Borys Malynovsky, one of the pioneers of Ukrainian computer science and technology, who is also a keen historiographer of hi-tech in our country and a corresponding member of the Ukrainian National Academy of Sciences, read out a historic document, a report that recorded all the operations that were tested on the prototype (this was the official name of the first electronic computer). Among them were the functions of addition and subtraction of two numbers with the result entered into the memory element, as well as multiplication of two numbers. All the algorithms were completed in three ways: in manual, automatic, and semiautomatic mode.
The Small Electronic Calculating Machine was the first to use parallel processing of numbers (simultaneously for all digits). Today, the fundamentals of constructing the first electronic computers, which were established by their designer, director of the Electrotechnology Institute of the Academy of Sciences of the Ukrainian SSR Serhiy Lebedev, are used largely unchanged in contemporary systems. In the early years of his career he worked on developing electronic computers based on vacuum tubes, and toward the end of his life he developed integrated circuit machines. In addition to his pioneering work on the Small Electronic Calculating Machine, after relocating to Moscow, Lebedev created fifteen more supercomputers in a matter of two decades. Many of them were the fastest in all Europe and no worse than the best American models. According to Malynovsky, it is no accident that when the centennial of Lebedev’s birth was marked in 2002, American researchers called him an individual with the greatest creative potential among the world’s pioneers of computer technology.

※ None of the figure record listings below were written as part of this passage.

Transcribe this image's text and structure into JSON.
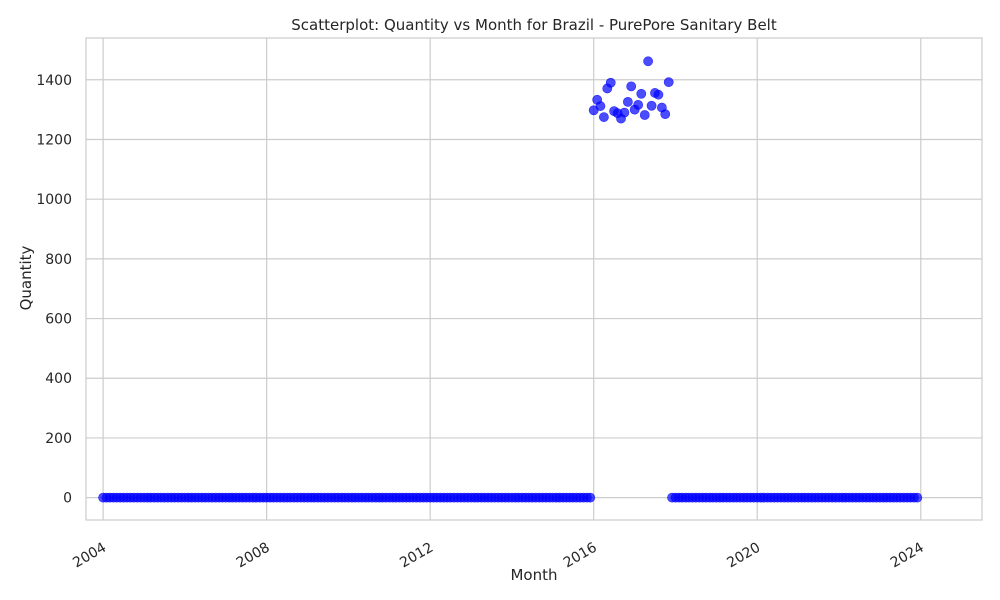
{
  "chart_data": {
    "type": "scatter",
    "title": "Scatterplot: Quantity vs Month for Brazil - PurePore Sanitary Belt",
    "xlabel": "Month",
    "ylabel": "Quantity",
    "xlim": [
      "2003-08-01",
      "2025-07-01"
    ],
    "ylim": [
      -75,
      1540
    ],
    "x_ticks": [
      "2004",
      "2008",
      "2012",
      "2016",
      "2020",
      "2024"
    ],
    "y_ticks": [
      0,
      200,
      400,
      600,
      800,
      1000,
      1200,
      1400
    ],
    "grid": true,
    "marker_color": "#0000ff",
    "grid_color": "#cccccc",
    "zero_range": [
      {
        "start": "2004-01",
        "end": "2015-12",
        "value": 0
      },
      {
        "start": "2018-01",
        "end": "2023-12",
        "value": 0
      }
    ],
    "points": [
      {
        "x": "2016-01",
        "y": 1298
      },
      {
        "x": "2016-02",
        "y": 1333
      },
      {
        "x": "2016-03",
        "y": 1312
      },
      {
        "x": "2016-04",
        "y": 1275
      },
      {
        "x": "2016-05",
        "y": 1371
      },
      {
        "x": "2016-06",
        "y": 1390
      },
      {
        "x": "2016-07",
        "y": 1295
      },
      {
        "x": "2016-08",
        "y": 1288
      },
      {
        "x": "2016-09",
        "y": 1270
      },
      {
        "x": "2016-10",
        "y": 1290
      },
      {
        "x": "2016-11",
        "y": 1326
      },
      {
        "x": "2016-12",
        "y": 1378
      },
      {
        "x": "2017-01",
        "y": 1300
      },
      {
        "x": "2017-02",
        "y": 1316
      },
      {
        "x": "2017-03",
        "y": 1353
      },
      {
        "x": "2017-04",
        "y": 1282
      },
      {
        "x": "2017-05",
        "y": 1462
      },
      {
        "x": "2017-06",
        "y": 1313
      },
      {
        "x": "2017-07",
        "y": 1356
      },
      {
        "x": "2017-08",
        "y": 1350
      },
      {
        "x": "2017-09",
        "y": 1307
      },
      {
        "x": "2017-10",
        "y": 1285
      },
      {
        "x": "2017-11",
        "y": 1392
      },
      {
        "x": "2017-12",
        "y": 0
      }
    ]
  }
}
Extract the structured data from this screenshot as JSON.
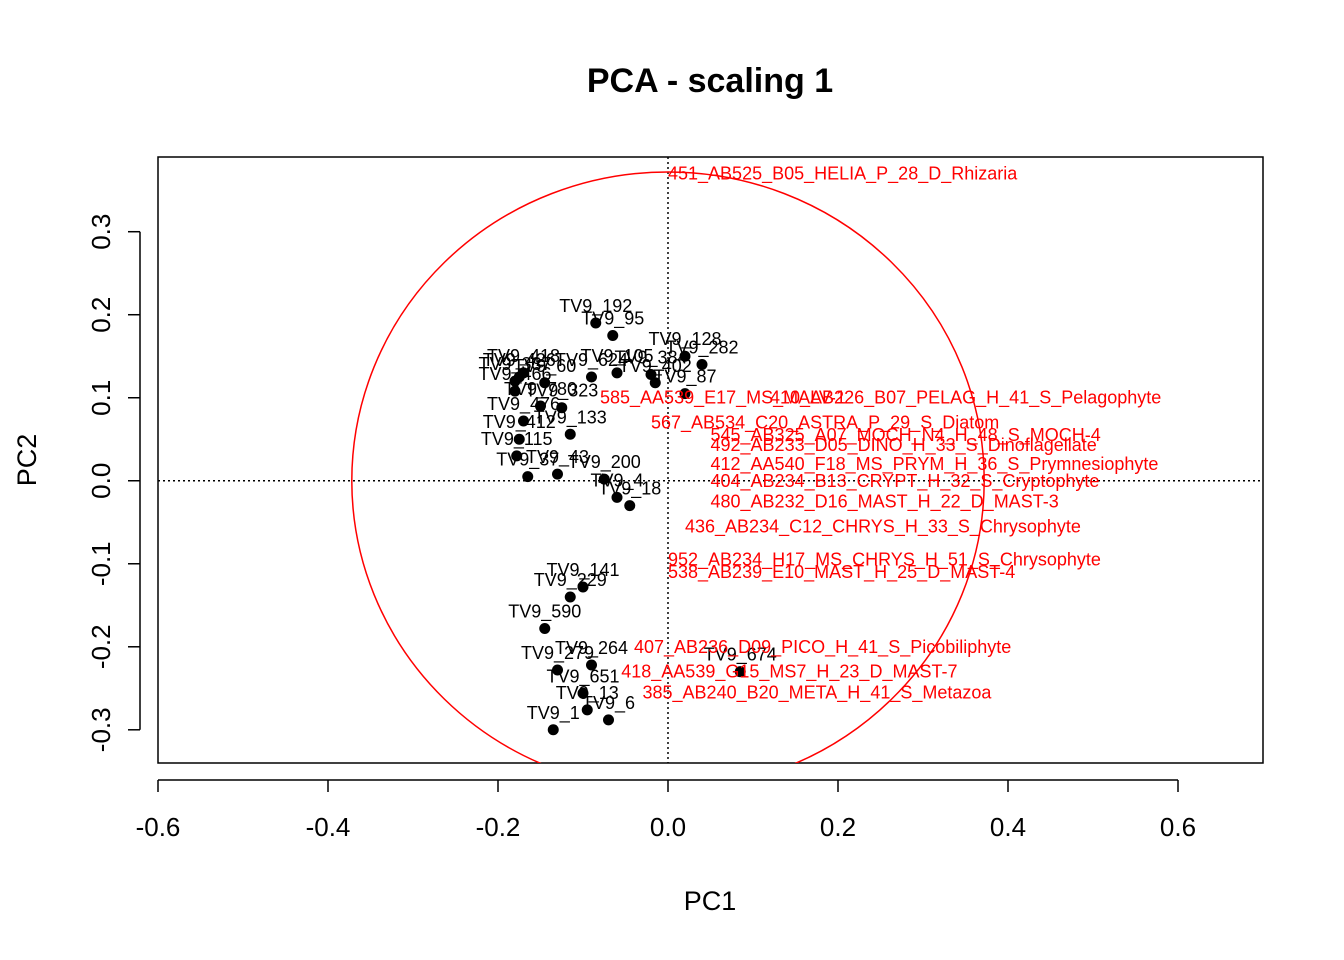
{
  "chart_data": {
    "type": "scatter",
    "title": "PCA - scaling 1",
    "xlabel": "PC1",
    "ylabel": "PC2",
    "xlim": [
      -0.6,
      0.7
    ],
    "ylim": [
      -0.34,
      0.39
    ],
    "xticks": [
      "-0.6",
      "-0.4",
      "-0.2",
      "0.0",
      "0.2",
      "0.4",
      "0.6"
    ],
    "yticks": [
      "-0.3",
      "-0.2",
      "-0.1",
      "0.0",
      "0.1",
      "0.2",
      "0.3"
    ],
    "grid": false,
    "reference_lines": {
      "x": 0,
      "y": 0,
      "style": "dotted"
    },
    "circle": {
      "center": [
        0,
        0
      ],
      "radius": 0.372,
      "color": "#ff0000"
    },
    "site_color": "#000000",
    "species_color": "#ff0000",
    "sites": [
      {
        "label": "TV9_192",
        "x": -0.085,
        "y": 0.19
      },
      {
        "label": "TV9_95",
        "x": -0.065,
        "y": 0.175
      },
      {
        "label": "TV9_128",
        "x": 0.02,
        "y": 0.15
      },
      {
        "label": "TV9_282",
        "x": 0.04,
        "y": 0.14
      },
      {
        "label": "TV9_418",
        "x": -0.17,
        "y": 0.13
      },
      {
        "label": "TV9_426",
        "x": -0.175,
        "y": 0.125
      },
      {
        "label": "TV9_337",
        "x": -0.18,
        "y": 0.12
      },
      {
        "label": "TV9_60",
        "x": -0.145,
        "y": 0.118
      },
      {
        "label": "TV9_624",
        "x": -0.09,
        "y": 0.125
      },
      {
        "label": "TV9_105",
        "x": -0.06,
        "y": 0.13
      },
      {
        "label": "TV9_384",
        "x": -0.02,
        "y": 0.128
      },
      {
        "label": "TV9_402",
        "x": -0.015,
        "y": 0.118
      },
      {
        "label": "TV9_87",
        "x": 0.02,
        "y": 0.105
      },
      {
        "label": "TV9_466",
        "x": -0.18,
        "y": 0.108
      },
      {
        "label": "TV9_780",
        "x": -0.15,
        "y": 0.09
      },
      {
        "label": "TV9_323",
        "x": -0.125,
        "y": 0.088
      },
      {
        "label": "TV9_476",
        "x": -0.17,
        "y": 0.072
      },
      {
        "label": "TV9_133",
        "x": -0.115,
        "y": 0.056
      },
      {
        "label": "TV9_412",
        "x": -0.175,
        "y": 0.05
      },
      {
        "label": "TV9_115",
        "x": -0.178,
        "y": 0.03
      },
      {
        "label": "TV9_37",
        "x": -0.165,
        "y": 0.005
      },
      {
        "label": "TV9_43",
        "x": -0.13,
        "y": 0.008
      },
      {
        "label": "TV9_200",
        "x": -0.075,
        "y": 0.002
      },
      {
        "label": "TV9_4",
        "x": -0.06,
        "y": -0.02
      },
      {
        "label": "TV9_18",
        "x": -0.045,
        "y": -0.03
      },
      {
        "label": "TV9_141",
        "x": -0.1,
        "y": -0.128
      },
      {
        "label": "TV9_229",
        "x": -0.115,
        "y": -0.14
      },
      {
        "label": "TV9_590",
        "x": -0.145,
        "y": -0.178
      },
      {
        "label": "TV9_264",
        "x": -0.09,
        "y": -0.222
      },
      {
        "label": "TV9_279",
        "x": -0.13,
        "y": -0.228
      },
      {
        "label": "TV9_674",
        "x": 0.085,
        "y": -0.23
      },
      {
        "label": "TV9_651",
        "x": -0.1,
        "y": -0.256
      },
      {
        "label": "TV9_6",
        "x": -0.07,
        "y": -0.288
      },
      {
        "label": "TV9_13",
        "x": -0.095,
        "y": -0.276
      },
      {
        "label": "TV9_1",
        "x": -0.135,
        "y": -0.3
      }
    ],
    "species": [
      {
        "label": "451_AB525_B05_HELIA_P_28_D_Rhizaria",
        "x": 0.0,
        "y": 0.37
      },
      {
        "label": "585_AA539_E17_MS_MALV-1",
        "x": -0.08,
        "y": 0.1
      },
      {
        "label": "567_AB534_C20_ASTRA_P_29_S_Diatom",
        "x": -0.02,
        "y": 0.07
      },
      {
        "label": "545_AB325_A07_MOCH_N4_H_48_S_MOCH-4",
        "x": 0.05,
        "y": 0.055
      },
      {
        "label": "410_AB226_B07_PELAG_H_41_S_Pelagophyte",
        "x": 0.12,
        "y": 0.1
      },
      {
        "label": "492_AB233_D05_DINO_H_33_S_Dinoflagellate",
        "x": 0.05,
        "y": 0.043
      },
      {
        "label": "412_AA540_F18_MS_PRYM_H_36_S_Prymnesiophyte",
        "x": 0.05,
        "y": 0.02
      },
      {
        "label": "404_AB234_B13_CRYPT_H_32_S_Cryptophyte",
        "x": 0.05,
        "y": 0.0
      },
      {
        "label": "480_AB232_D16_MAST_H_22_D_MAST-3",
        "x": 0.05,
        "y": -0.025
      },
      {
        "label": "436_AB234_C12_CHRYS_H_33_S_Chrysophyte",
        "x": 0.02,
        "y": -0.055
      },
      {
        "label": "952_AB234_H17_MS_CHRYS_H_51_S_Chrysophyte",
        "x": 0.0,
        "y": -0.095
      },
      {
        "label": "538_AB239_E10_MAST_H_25_D_MAST-4",
        "x": 0.0,
        "y": -0.11
      },
      {
        "label": "407_AB236_D09_PICO_H_41_S_Picobiliphyte",
        "x": -0.04,
        "y": -0.2
      },
      {
        "label": "418_AA539_G15_MS7_H_23_D_MAST-7",
        "x": -0.055,
        "y": -0.23
      },
      {
        "label": "385_AB240_B20_META_H_41_S_Metazoa",
        "x": -0.03,
        "y": -0.255
      }
    ]
  }
}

The name of academician Viktor Hlushkov, the founding father of information technology in Ukraine, has been engraved in gold letters in the annals of information technology. In the 1950s he directed a team that developed the “Kyiv” vacuum-tube electronic computer, which was followed by the first Soviet semiconductor control machine “Dnipro,” built in record time. It was mass-produced from 1961 to 1971, and broke all records of industrial longevity, initially at the Kyiv-based plant Radioprylad and later at Electronmash. Hlushkov’s biography was featured in the book The Computer Pioneers published in the US in 1995. And this, despite the fact that Ukrainian scientists’ projects had long been hidden from the outside world by a veil of secrecy, says Malynovsky.
The exposition features little-known computers used in military-purpose systems. The Scientific Research Institute of Radioelectronics was the first in the USSR to begin developing naval radioelectronic systems. The “Carat” electronic computers for submarines were built by the Kyiv Research and Production Association “Quant” and were noted for their high reliability.
The new exposition has occupied its rightful place in the World of High Technology Museum. It naturally blends with the museum’s concept, which consists of three parts: the past, present, and future, according to Information Society of Ukraine Foundation president Andriy Kolodiuk. After all, the museum was conceived as a platform for showing the general public the inexhaustible opportunities of information technology in solving the problems faced by humanity. According to Kolodiuk, a forthcoming exhibition in the museum will be dedicated to the cities of the future.